After I graduated I got a job as a copy kid – a “gofer” – there while I took classes at the community college. Gradually I worked my way up to reporter and television magazine writer.
And that experience led me to an important discovery: writing for the newspaper taught me to look for what readers want to read and how to enjoy writing for them.
Too often new writers sit down and write what they want to and I’m not saying they shouldn’t. But if you want to break into publishing you should look at what people are reading and think about what you have to offer in that area.
Writers should study the offerings at bookstores – both brick and mortar stores and online stores. Let’s face it – this is not a hardship for us readers. Then I recommend studying bestseller lists. I’m not suggesting that you copy any writers in content or style but simply see what readers are interested in and buying and see if you have something to offer in that area.
I discovered that Amish fiction had become a popular genre in Christian fiction. I saw this trend when I browsed bookstores and bestseller lists. Around that time I attended a writer’s conference near Lancaster County, Pennsylvania. I’d seen Amish families traveling in buggies past my uncle’s Indiana farm as a child and been fascinated by them. So I explored Paradise, Pennsylvania, and the more that I met members of the Amish, the more I grew to admire them for their simple way of life and their daily walk with their faith. When I got home I began to think about writing a story set there.

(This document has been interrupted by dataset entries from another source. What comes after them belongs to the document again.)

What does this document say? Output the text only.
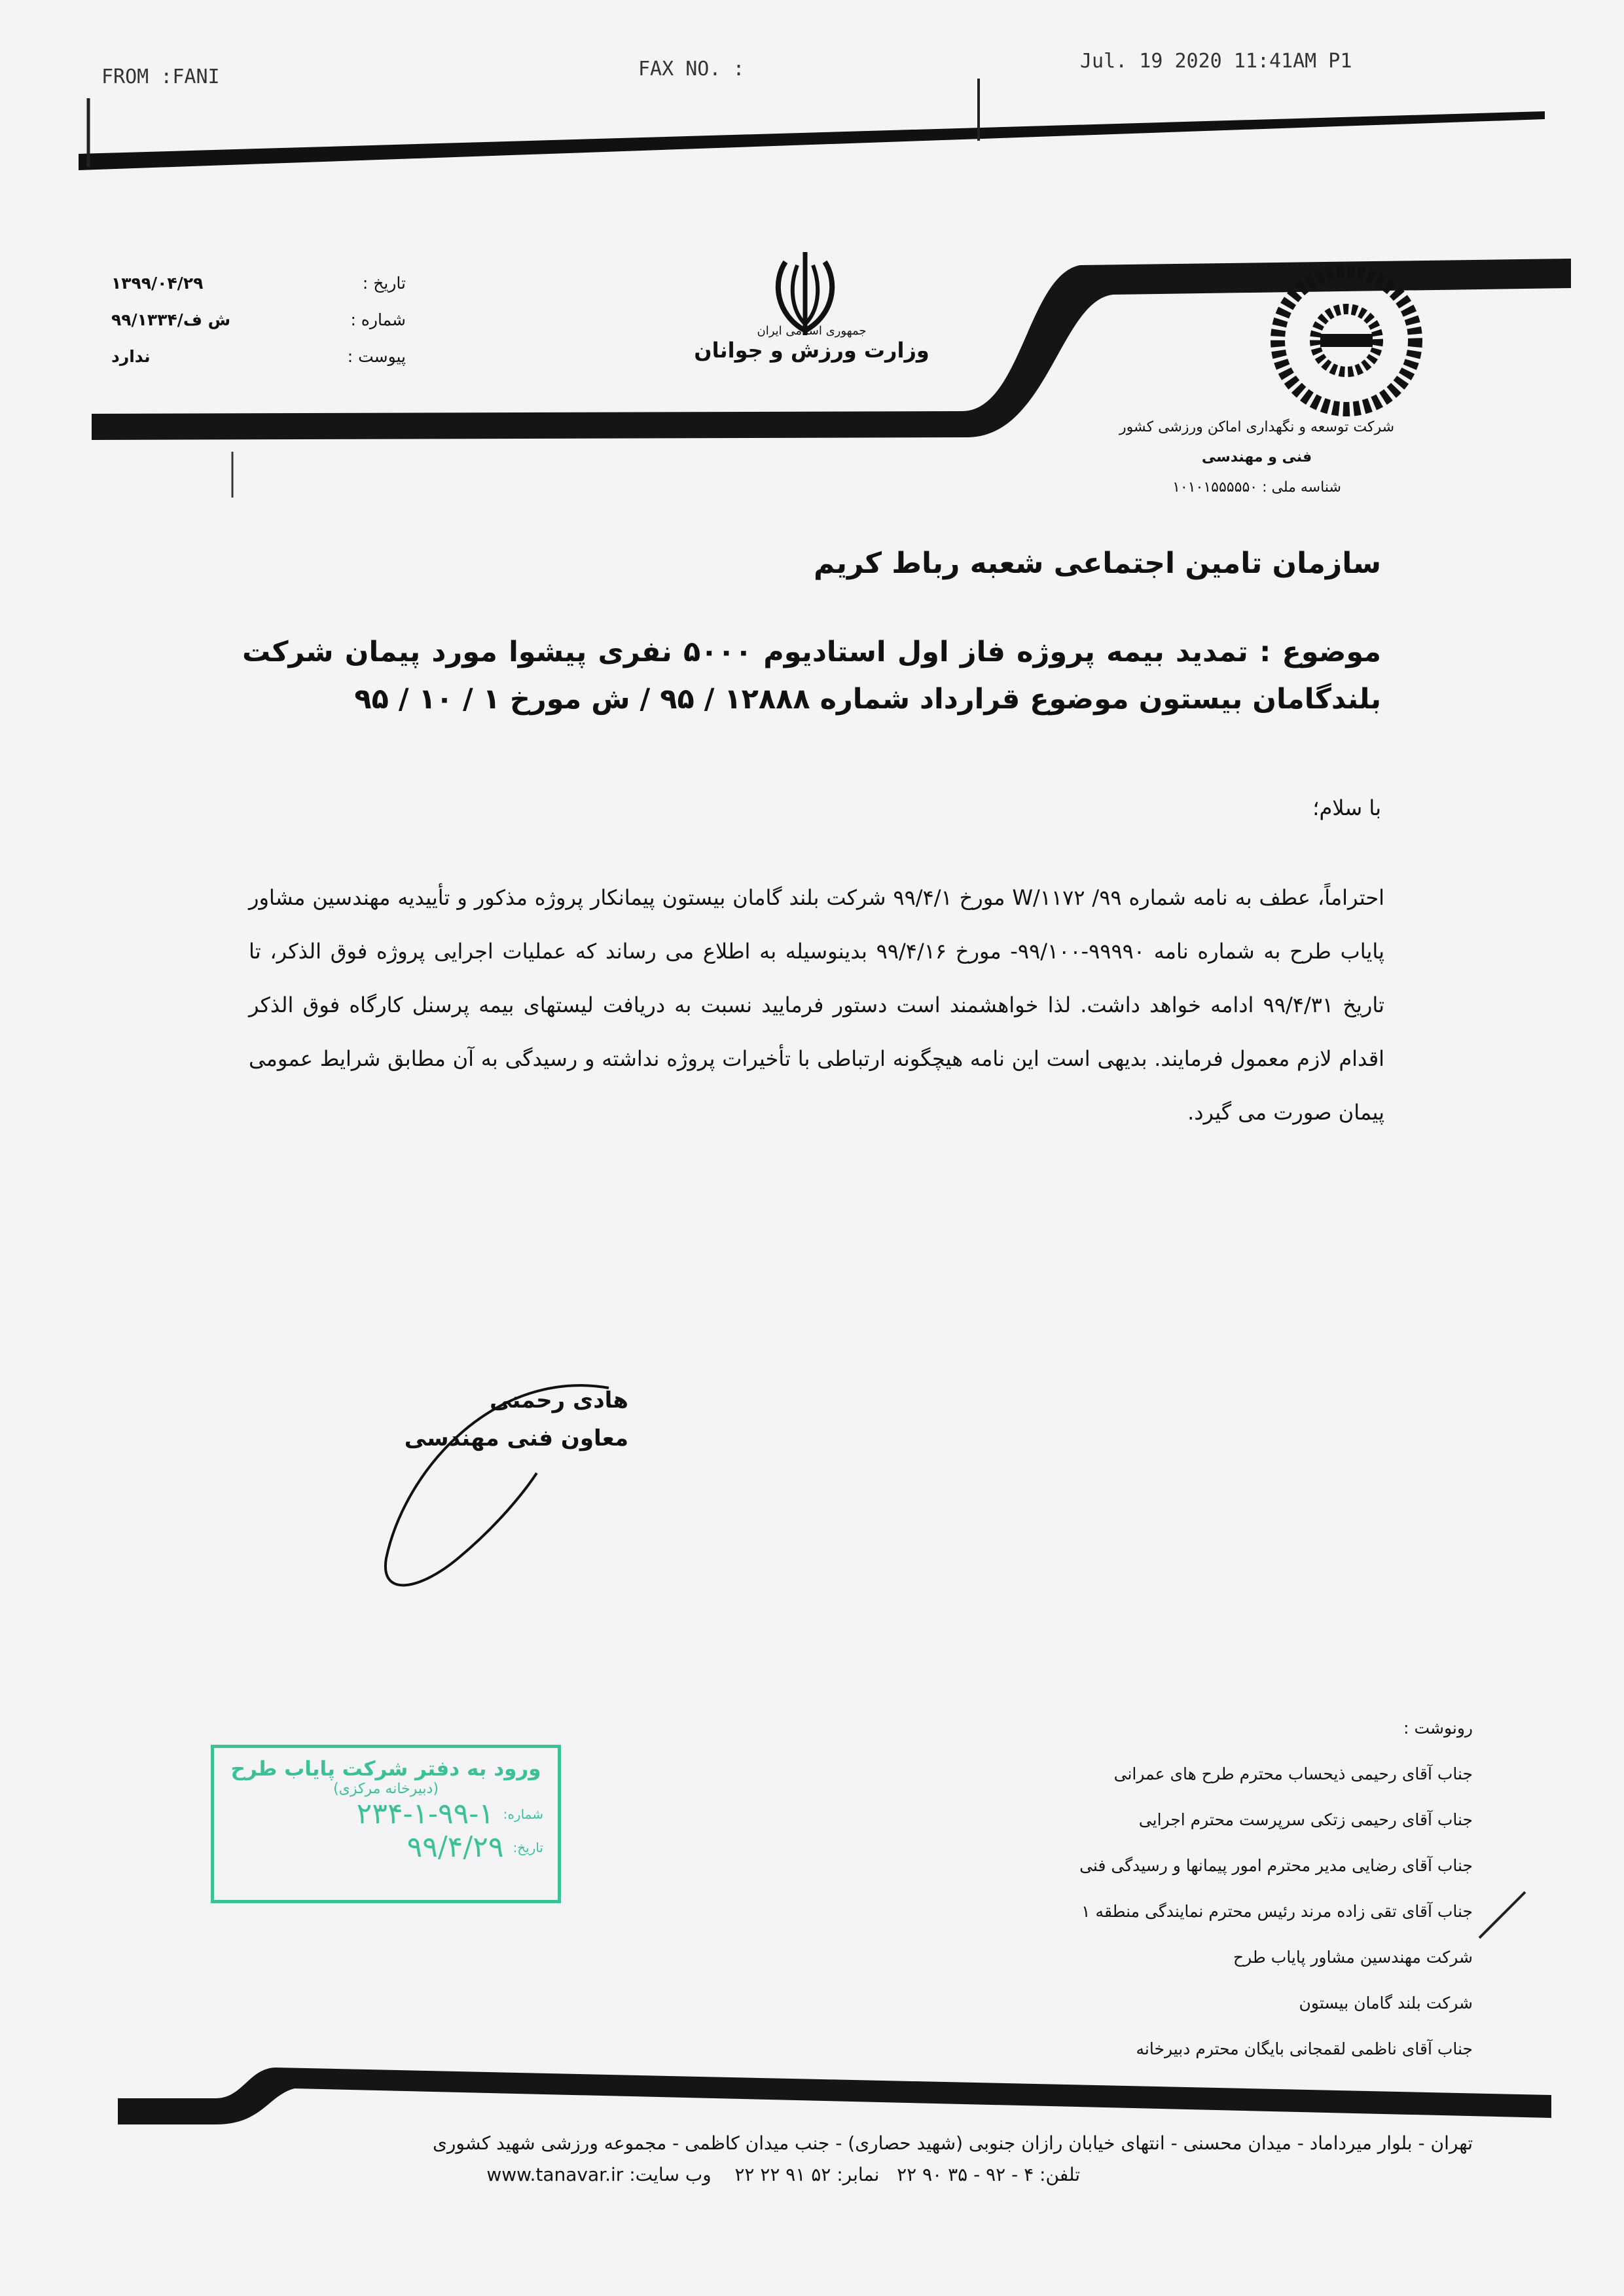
FROM :FANI	FAX NO. :	Jul. 19 2020 11:41AM P1
تاریخ :
۱۳۹۹/۰۴/۲۹
شماره :
۹۹/۱۳۳۴/ش ف
پیوست :
ندارد
جمهوری اسلامی ایران
وزارت ورزش و جوانان
شرکت توسعه و نگهداری اماکن ورزشی کشور
فنی و مهندسی
شناسه ملی : ۱۰۱۰۱۵۵۵۵۵۰
سازمان تامین اجتماعی شعبه رباط کریم
موضوع : تمدید بیمه پروژه فاز اول استادیوم ۵۰۰۰ نفری پیشوا مورد پیمان شرکت بلندگامان بیستون موضوع قرارداد شماره ۱۲۸۸۸ / ۹۵ / ش مورخ ۱ / ۱۰ / ۹۵
با سلام؛
احتراماً، عطف به نامه شماره W/۱۱۷۲ /۹۹ مورخ ۹۹/۴/۱ شرکت بلند گامان بیستون پیمانکار پروژه مذکور و تأییدیه مهندسین مشاور پایاب طرح به شماره نامه ۹۹۹۹۰-۹۹/۱۰۰- مورخ ۹۹/۴/۱۶ بدینوسیله به اطلاع می رساند که عملیات اجرایی پروژه فوق الذکر، تا تاریخ ۹۹/۴/۳۱ ادامه خواهد داشت. لذا خواهشمند است دستور فرمایید نسبت به دریافت لیستهای بیمه پرسنل کارگاه فوق الذکر اقدام لازم معمول فرمایند. بدیهی است این نامه هیچگونه ارتباطی با تأخیرات پروژه نداشته و رسیدگی به آن مطابق شرایط عمومی پیمان صورت می گیرد.
هادی رحمتی
معاون فنی مهندسی
ورود به دفتر شرکت پایاب طرح
(دبیرخانه مرکزی)
شماره:
۲۳۴-۱-۹۹-۱
تاریخ:
۹۹/۴/۲۹
رونوشت :
جناب آقای رحیمی ذیحساب محترم طرح های عمرانی
جناب آقای رحیمی زتکی سرپرست محترم اجرایی
جناب آقای رضایی مدیر محترم امور پیمانها و رسیدگی فنی
جناب آقای تقی زاده مرند رئیس محترم نمایندگی منطقه ۱
شرکت مهندسین مشاور پایاب طرح
شرکت بلند گامان بیستون
جناب آقای ناظمی لقمجانی بایگان محترم دبیرخانه
تهران - بلوار میرداماد - میدان محسنی - انتهای خیابان رازان جنوبی (شهید حصاری) - جنب میدان کاظمی - مجموعه ورزشی شهید کشوری
تلفن: ۴ - ۹۲ - ۳۵ ۹۰ ۲۲   نمابر: ۵۲ ۹۱ ۲۲ ۲۲    وب سایت: www.tanavar.ir
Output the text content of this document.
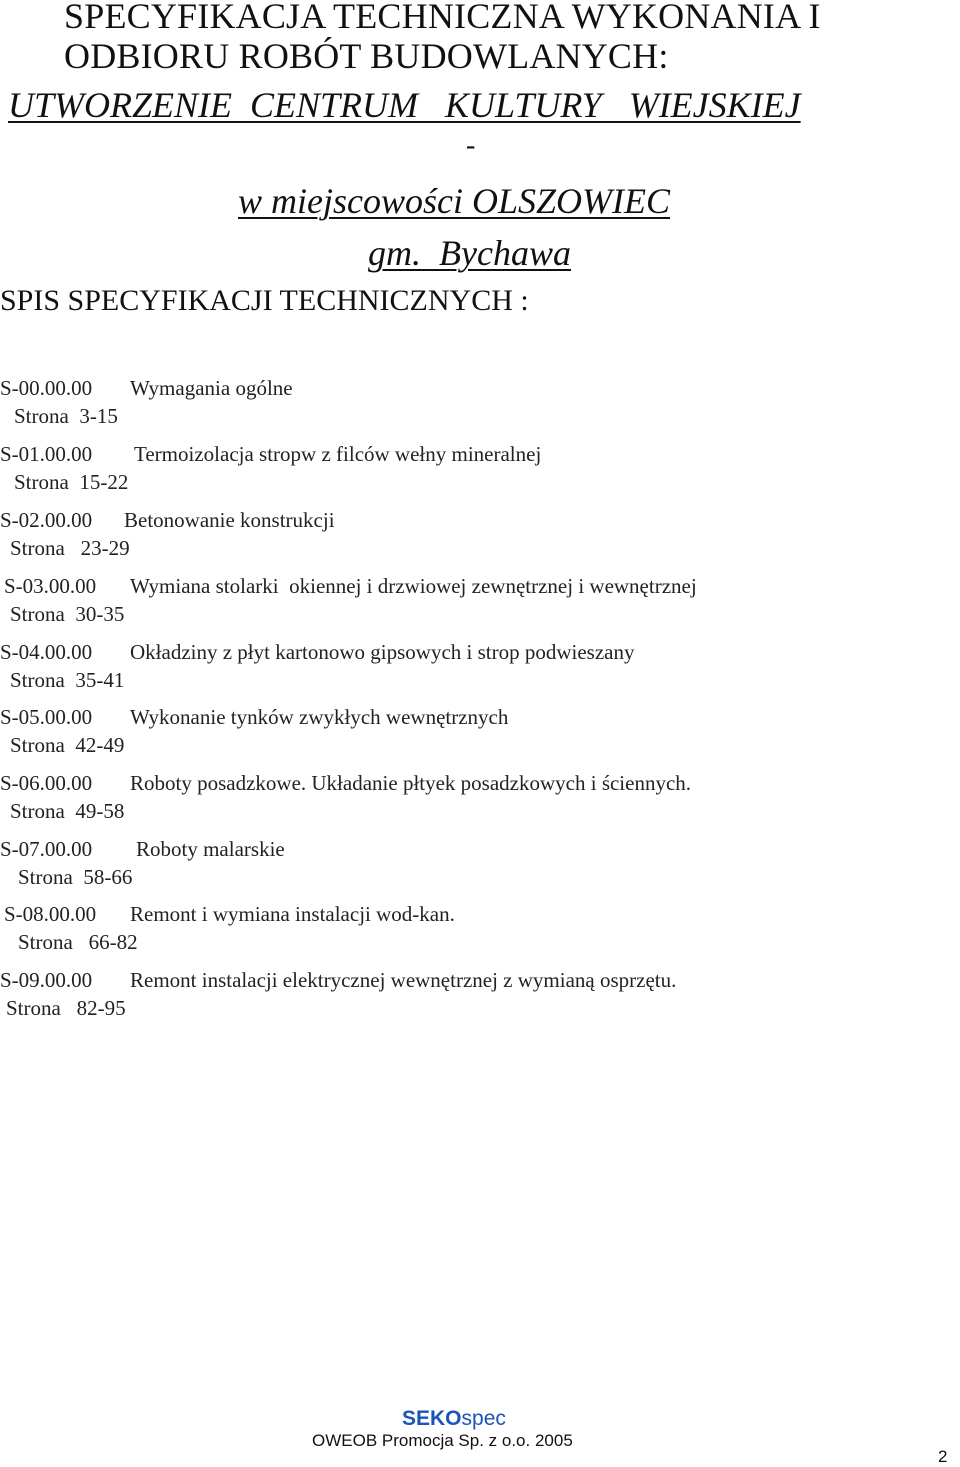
SPECYFIKACJA TECHNICZNA WYKONANIA I
ODBIORU ROBÓT BUDOWLANYCH:
UTWORZENIE  CENTRUM   KULTURY   WIEJSKIEJ
-
w miejscowości OLSZOWIEC
gm.  Bychawa
SPIS SPECYFIKACJI TECHNICZNYCH :
S-00.00.00 Wymagania ogólne
Strona  3-15
S-01.00.00 Termoizolacja stropw z filców wełny mineralnej
Strona  15-22
S-02.00.00 Betonowanie konstrukcji
Strona   23-29
S-03.00.00 Wymiana stolarki  okiennej i drzwiowej zewnętrznej i wewnętrznej
Strona  30-35
S-04.00.00 Okładziny z płyt kartonowo gipsowych i strop podwieszany
Strona  35-41
S-05.00.00 Wykonanie tynków zwykłych wewnętrznych
Strona  42-49
S-06.00.00 Roboty posadzkowe. Układanie płtyek posadzkowych i ściennych.
Strona  49-58
S-07.00.00 Roboty malarskie
Strona  58-66
S-08.00.00 Remont i wymiana instalacji wod-kan.
Strona   66-82
S-09.00.00 Remont instalacji elektrycznej wewnętrznej z wymianą osprzętu.
Strona   82-95
SEKOspec
OWEOB Promocja Sp. z o.o. 2005
2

I love stories where someone ventures into unfamiliar territory and thought, what would someone do if they went to live in an Amish community? I was glancing through the newspaper later that week and saw a story about a woman who had to calm soldiers returning to civilian life. My Englisch heroine was born: a news reporter (write what you know) who is injured and goes to heal at her Amish grandmother’s house. There she is reunited with the Amish boy next door and falls in love. But their worlds are so different it poses a real challenge to their renewed relationship . . . That story was A Time to Love, the first book in the Quilts of Lancaster County series (Abingdon Press). I sent it to my agent who submitted it to publishers and it didn’t sell to the first place it was submitted. But the editor there bought two Amish novellas from me that were included in collections called An Amish Christmas and An Amish Gathering with Beth Wiseman and Kathleen Fuller.
Since then I’ve sold five Amish series as well as a number of single Amish titles.
Home to Paradise is the latest, the third book of the Coming Home series (Abingdon Press).